Menacé de mort pour son dessin sur Aylan, Chaunu réagit à la polémique

Par @Culturebox
Mis à jour le 06/12/2016 à 06H30, publié le 11/09/2015 à 15H31
Dessin de Chaunu paru le 6 septembre 2015 dans le quotidien "L'Union" à l'origine de la polémique

Dessin de Chaunu paru le 6 septembre 2015 dans le quotidien "L'Union" à l'origine de la polémique

© Chaunu

En détournant la photo du petit Aylan retrouvé mort sur une plage turque et en l’affublant d’un cartable, le dessinateur Emmanuel Chaunu voulait rendre hommage à cet enfant syrien qui ne connaitra jamais de rentrée scolaire. Un dessin visiblement mal compris par certains internautes qui ont vivement réagit sur les réseaux sociaux. Loin de l'"Esprit du 11 janvier"

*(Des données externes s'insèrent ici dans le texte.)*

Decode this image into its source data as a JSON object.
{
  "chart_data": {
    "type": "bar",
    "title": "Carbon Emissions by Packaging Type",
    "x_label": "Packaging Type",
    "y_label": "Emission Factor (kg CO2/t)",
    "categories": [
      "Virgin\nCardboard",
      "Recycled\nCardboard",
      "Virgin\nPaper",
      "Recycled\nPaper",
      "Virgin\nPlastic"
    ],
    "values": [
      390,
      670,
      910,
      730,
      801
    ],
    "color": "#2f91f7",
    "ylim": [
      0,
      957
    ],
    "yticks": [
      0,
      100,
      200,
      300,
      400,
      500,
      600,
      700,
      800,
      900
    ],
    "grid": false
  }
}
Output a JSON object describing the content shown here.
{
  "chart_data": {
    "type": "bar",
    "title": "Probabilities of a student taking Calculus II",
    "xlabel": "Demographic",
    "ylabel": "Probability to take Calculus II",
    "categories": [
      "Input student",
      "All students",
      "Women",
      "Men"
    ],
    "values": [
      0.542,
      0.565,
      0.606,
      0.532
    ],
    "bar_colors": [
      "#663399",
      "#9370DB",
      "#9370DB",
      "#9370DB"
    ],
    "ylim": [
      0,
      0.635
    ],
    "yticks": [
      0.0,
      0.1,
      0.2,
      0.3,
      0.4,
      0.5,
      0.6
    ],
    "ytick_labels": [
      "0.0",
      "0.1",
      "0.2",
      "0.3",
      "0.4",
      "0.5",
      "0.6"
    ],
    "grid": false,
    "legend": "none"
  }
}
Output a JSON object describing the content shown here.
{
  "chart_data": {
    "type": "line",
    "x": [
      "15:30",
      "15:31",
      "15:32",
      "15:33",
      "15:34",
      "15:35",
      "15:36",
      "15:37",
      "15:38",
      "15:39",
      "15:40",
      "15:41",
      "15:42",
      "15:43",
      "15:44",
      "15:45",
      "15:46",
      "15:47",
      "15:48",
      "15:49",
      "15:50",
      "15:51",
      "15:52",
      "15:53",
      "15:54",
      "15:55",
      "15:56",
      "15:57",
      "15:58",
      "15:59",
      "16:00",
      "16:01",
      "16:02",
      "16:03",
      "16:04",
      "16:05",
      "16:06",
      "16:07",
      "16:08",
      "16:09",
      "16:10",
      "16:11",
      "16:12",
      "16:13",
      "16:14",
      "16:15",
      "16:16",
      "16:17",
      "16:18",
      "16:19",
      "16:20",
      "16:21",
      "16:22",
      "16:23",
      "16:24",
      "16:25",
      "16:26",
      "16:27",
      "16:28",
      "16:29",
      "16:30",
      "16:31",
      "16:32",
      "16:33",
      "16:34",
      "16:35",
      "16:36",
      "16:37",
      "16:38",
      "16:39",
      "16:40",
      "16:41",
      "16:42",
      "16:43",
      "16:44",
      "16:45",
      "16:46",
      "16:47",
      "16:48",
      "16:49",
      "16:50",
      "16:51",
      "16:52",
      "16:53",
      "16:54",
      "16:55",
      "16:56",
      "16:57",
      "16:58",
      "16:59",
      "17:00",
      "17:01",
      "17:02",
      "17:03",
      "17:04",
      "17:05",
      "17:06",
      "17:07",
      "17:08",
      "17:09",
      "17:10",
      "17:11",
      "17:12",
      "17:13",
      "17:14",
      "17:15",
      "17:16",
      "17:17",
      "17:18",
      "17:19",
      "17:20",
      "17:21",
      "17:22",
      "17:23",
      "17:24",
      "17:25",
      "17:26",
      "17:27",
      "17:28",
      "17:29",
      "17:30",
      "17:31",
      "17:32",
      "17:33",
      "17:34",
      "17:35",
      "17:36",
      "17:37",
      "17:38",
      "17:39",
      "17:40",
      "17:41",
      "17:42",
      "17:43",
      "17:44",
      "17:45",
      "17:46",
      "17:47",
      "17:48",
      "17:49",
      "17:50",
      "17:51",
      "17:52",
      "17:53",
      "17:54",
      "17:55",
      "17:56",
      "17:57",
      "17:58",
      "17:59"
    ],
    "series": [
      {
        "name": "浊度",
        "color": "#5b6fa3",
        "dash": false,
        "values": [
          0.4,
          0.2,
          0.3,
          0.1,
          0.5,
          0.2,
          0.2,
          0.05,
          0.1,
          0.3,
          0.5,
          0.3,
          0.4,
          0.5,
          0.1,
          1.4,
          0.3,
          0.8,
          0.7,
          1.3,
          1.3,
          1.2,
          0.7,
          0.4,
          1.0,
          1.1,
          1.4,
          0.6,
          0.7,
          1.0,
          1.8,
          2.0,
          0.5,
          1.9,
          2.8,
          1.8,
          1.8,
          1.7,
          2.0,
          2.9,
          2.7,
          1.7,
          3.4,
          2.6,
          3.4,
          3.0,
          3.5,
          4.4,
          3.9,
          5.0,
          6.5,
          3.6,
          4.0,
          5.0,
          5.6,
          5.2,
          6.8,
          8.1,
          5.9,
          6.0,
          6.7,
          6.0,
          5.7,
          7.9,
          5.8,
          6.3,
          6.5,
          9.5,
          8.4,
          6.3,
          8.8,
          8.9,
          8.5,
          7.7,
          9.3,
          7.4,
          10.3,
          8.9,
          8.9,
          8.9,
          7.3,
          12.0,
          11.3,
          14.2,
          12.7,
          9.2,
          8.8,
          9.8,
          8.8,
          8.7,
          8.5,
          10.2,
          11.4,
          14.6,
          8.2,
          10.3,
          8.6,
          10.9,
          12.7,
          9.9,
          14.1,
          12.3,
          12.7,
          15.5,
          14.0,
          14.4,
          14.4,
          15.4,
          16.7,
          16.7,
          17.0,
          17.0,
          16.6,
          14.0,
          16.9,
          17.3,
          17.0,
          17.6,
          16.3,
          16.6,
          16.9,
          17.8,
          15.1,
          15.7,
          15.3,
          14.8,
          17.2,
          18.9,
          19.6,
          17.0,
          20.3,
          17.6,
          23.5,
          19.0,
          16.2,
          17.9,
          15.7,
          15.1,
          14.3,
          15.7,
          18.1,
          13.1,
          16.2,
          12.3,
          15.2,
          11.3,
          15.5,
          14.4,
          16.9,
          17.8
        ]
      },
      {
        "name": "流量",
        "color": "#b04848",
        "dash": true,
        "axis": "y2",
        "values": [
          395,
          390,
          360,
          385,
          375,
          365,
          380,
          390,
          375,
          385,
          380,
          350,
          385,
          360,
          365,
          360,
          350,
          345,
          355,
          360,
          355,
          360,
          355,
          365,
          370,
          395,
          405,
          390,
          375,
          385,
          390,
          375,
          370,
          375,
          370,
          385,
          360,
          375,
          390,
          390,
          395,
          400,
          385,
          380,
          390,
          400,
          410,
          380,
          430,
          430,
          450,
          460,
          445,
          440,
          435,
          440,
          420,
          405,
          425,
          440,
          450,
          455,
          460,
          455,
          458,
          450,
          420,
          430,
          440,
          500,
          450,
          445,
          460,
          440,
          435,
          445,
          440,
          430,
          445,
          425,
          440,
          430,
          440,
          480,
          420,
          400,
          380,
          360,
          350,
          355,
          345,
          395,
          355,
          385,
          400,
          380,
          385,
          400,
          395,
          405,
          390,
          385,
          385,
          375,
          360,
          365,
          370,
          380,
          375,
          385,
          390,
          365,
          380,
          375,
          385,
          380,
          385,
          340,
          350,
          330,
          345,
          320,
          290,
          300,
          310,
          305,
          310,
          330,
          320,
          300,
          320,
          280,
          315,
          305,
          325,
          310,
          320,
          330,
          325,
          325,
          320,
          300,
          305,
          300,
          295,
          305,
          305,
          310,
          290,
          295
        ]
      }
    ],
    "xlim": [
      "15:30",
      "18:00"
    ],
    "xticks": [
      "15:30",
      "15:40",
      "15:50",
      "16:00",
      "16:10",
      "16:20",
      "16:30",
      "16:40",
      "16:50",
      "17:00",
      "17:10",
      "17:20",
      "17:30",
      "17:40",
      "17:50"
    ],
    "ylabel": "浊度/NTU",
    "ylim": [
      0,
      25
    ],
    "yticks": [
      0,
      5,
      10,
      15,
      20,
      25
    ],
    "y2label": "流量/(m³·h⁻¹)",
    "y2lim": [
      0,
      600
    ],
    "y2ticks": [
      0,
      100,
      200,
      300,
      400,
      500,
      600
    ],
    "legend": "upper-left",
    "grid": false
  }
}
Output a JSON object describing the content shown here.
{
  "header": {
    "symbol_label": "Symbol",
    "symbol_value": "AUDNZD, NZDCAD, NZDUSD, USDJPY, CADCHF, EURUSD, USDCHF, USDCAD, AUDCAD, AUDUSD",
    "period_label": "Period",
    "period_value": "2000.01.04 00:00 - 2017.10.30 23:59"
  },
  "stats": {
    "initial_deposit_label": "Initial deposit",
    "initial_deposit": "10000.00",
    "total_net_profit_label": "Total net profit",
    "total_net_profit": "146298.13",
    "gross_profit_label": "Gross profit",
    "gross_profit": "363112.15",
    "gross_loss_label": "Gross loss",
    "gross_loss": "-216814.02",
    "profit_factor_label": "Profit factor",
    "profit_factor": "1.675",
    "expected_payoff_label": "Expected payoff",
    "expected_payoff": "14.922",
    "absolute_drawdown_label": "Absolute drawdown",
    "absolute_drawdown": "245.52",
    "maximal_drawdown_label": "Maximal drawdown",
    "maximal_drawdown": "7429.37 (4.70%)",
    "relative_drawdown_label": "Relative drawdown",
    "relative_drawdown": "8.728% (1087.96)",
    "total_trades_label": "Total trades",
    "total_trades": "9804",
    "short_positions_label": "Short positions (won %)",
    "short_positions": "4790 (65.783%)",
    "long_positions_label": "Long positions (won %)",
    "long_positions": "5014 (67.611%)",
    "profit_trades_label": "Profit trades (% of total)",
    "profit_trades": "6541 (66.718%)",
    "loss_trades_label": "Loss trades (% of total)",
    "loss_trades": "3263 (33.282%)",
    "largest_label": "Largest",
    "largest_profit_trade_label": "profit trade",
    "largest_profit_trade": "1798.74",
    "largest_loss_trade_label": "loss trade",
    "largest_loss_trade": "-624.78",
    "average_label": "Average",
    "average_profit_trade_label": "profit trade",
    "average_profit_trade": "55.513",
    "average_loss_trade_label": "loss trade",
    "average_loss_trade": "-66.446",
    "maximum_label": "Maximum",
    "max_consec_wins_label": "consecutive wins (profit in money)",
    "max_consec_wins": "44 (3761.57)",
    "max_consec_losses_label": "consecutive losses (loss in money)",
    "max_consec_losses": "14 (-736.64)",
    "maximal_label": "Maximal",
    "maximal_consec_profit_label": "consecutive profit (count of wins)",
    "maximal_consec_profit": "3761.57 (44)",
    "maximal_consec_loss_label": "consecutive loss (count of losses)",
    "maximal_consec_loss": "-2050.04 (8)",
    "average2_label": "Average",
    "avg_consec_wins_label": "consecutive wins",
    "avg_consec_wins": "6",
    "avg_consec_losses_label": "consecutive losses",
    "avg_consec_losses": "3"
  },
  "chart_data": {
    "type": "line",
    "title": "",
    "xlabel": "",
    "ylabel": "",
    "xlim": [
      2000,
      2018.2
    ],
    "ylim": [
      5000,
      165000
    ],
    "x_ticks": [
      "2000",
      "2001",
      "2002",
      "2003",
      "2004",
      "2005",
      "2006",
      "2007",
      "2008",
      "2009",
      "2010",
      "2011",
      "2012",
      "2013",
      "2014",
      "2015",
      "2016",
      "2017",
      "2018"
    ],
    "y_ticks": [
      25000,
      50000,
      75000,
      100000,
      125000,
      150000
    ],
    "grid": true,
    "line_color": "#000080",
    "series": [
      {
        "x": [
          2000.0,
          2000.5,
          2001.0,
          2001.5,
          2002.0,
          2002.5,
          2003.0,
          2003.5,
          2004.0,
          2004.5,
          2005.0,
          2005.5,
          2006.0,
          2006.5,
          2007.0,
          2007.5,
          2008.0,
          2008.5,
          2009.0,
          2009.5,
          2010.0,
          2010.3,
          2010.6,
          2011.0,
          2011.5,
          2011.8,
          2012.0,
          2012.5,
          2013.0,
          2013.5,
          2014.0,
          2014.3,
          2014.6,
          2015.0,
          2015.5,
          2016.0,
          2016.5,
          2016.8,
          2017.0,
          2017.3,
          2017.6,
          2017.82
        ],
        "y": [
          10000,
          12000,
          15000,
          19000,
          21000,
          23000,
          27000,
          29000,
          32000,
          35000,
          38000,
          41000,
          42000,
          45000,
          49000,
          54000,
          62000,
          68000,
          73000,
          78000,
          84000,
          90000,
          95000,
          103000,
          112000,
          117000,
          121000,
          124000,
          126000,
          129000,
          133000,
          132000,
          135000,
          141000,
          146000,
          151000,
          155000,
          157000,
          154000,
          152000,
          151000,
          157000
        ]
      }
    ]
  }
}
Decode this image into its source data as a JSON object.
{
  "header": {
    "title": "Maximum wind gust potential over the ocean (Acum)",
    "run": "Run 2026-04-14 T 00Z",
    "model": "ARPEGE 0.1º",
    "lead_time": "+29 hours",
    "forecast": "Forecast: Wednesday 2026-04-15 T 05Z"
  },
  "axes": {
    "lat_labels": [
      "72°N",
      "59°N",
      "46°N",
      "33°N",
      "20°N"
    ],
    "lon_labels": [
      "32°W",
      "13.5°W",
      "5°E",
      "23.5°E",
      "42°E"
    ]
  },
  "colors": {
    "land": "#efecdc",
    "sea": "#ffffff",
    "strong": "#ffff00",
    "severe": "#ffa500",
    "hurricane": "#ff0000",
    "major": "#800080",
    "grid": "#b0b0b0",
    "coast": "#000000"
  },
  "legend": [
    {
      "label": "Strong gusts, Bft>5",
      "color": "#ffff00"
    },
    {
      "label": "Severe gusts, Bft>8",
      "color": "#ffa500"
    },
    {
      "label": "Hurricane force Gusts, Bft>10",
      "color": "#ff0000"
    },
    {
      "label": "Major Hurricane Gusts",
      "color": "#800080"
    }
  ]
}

Reportage : S.Pottay, P.Latrouite :

Attaques violentes et menaces de mort, la toile se déchaîne après la publication par le quotidien marnais L'Union de ce dessin du dessinateur normand Chaunu. Un dessin, déjà publié sur son compte Facebook la semaine dernière au moment de la rentrée, en hommage à Aylan, cet enfant syrien retrouvé mort sur une plage de Turquie et dont la photo a choqué et bouleversé le monde entier. En détournant la photo et en affublant l'enfant d'un cartable avec ce titre "C'est la rentrée", Chaunu a voulu dire que lui n'ira jamais à l'école.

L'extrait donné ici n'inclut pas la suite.